Older workers in Singapore face “an element of age discrimination”, Deputy Prime Minister Tharman Shanmugaratnam acknowledged yesterday.
It affects both older professionals, managers and executives (PMEs), and older low-wage workers, he said.
Younger PMEs can find jobs quite easily, Mr Tharman noted, adding that Singapore’s youth unemployment rates are “the lowest around, lower even than (in) South Korea and Taiwan”.
In contrast, older PMEs are not just vulnerable to competition from foreigners, he said.
“For our older PMEs, (those who are) middle-aged especially, once they lose their jobs, some of them find it tough to get back in.
“And I believe there’s an element of age discrimination that we have to tackle,” he added.
He made the point when speaking on the importance of ensuring a level playing field for middle-income Singaporeans vis-a-vis foreigners. Similarly, low-income older workers are more vulnerable than their younger counterparts, he said later.
“They have the least education and it is very easy for employers to discriminate against older workers if they want to, even upon what appears to be the basis of merit.”
This is why the labour movement’s progressive wage model is important, he added. Such a model “minimises the downside” for workers, that is, the risk of them losing their jobs, he said, borrowing a phrase labour chief Lim Swee Say had used on Wednesday.
Mr Tharman listed other ways in which the Government is helping older workers stay employable.

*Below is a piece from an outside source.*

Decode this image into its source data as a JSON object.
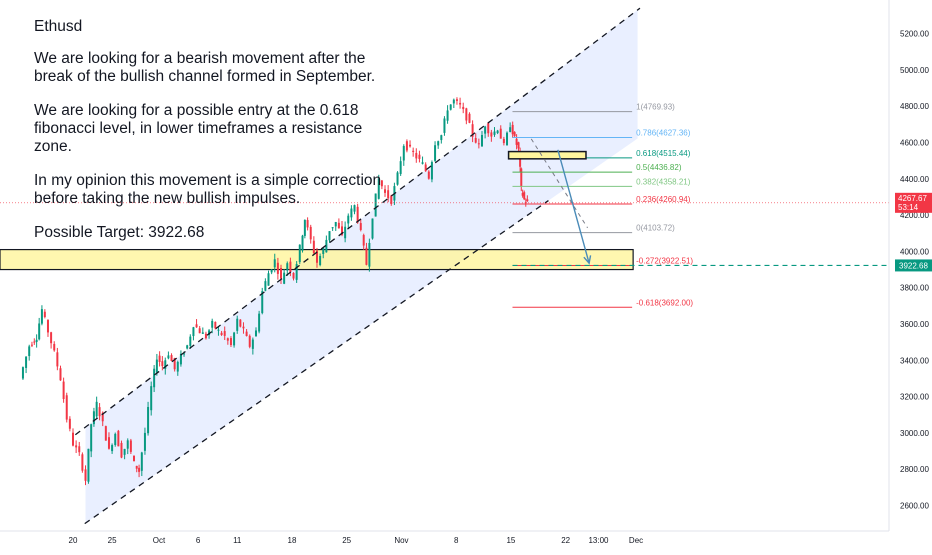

These range from the Special Employment Credit, a wage subsidy given to bosses for hiring them, to the Workfare Training Support Scheme which subsidises programmes for workers aged 35 and older who earn up to $1,900 a month.
So far, one in five of all workers aged above 50 have taken part in training.
The Government wants to raise that proportion, and the Manpower Ministry will elaborate on it during the debate on its budget, said Mr Tharman.